Ape Machine [USA]
Mangled by the Machine
I never thought that I could enjoy a band that call themselves Ape Machine, but the music on Mangled by the Machine certainly displays the whole range of influences that the band boasts on their profile, with the sound of the early days of hard rock and heavy metal fused with a modern touch and sound.
Gun You Down gives off a rather progressive vibe with the unique rhythm that the band goes at, but as soon as vocalist Caleb comes in, the old school vibe is immediately rather prominent, and soon enough the band quickly goes into a stoner rock/metal segment, with the listener finding himself bobbing his head along to the rather groovy and somewhat psychedelic feel that the band presents, reminding one of bands like The Sword and to a smaller extent, bands like Church of Misery on the heavier segments on the album. The heavy presence of the bass of Brian, along with the riffs that are unleashed by Ian at times bring doom pioneers Black Sabbath to mind, though obviously things here are much more modern sounding.

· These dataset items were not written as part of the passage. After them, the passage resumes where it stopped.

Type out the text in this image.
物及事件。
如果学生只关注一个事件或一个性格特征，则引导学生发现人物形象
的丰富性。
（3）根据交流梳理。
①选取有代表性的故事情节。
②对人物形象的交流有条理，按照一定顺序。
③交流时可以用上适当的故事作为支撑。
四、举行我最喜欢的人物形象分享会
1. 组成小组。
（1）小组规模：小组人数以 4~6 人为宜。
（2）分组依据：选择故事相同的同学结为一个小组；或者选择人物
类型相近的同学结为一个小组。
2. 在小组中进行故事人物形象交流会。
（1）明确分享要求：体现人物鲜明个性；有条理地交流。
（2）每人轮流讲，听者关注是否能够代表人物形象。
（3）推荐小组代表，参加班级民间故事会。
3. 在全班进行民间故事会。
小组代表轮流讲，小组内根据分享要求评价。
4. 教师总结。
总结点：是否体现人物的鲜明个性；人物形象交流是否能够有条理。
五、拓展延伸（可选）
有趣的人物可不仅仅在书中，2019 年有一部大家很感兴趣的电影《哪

The lead guitars of Ian are psychedelic as hell, and reek of heavy blues influences, sure to please fans of old school rock and roll. There are even some synths and hammond organs that could be spotted on the album like on Every Body Bleeds, giving a nice 60s/70s psychedelic rock feel of Deep Purple and the likes. And this definitely works well with that Southern rock vibe with the usage of instruments such as the harmonica.
This being a concept album, all the songs are linked from the start to the end, and the listener is presented to a continuous 40-odd minute of non-stop pleasure. This is certainly one of the key highlights of the album, with the band displaying their songwriting ability in seamlessly fusing the songs together to a coherent listening experience, expertly steering and directing the moods and emotions of the listener as each track jumps into the next.
There is a nice variety of different styles that Ape Machine has put into Mangled by the Machine, and the experience is made all the more memorable with the band cleverly making it feel like a one-track listening experience.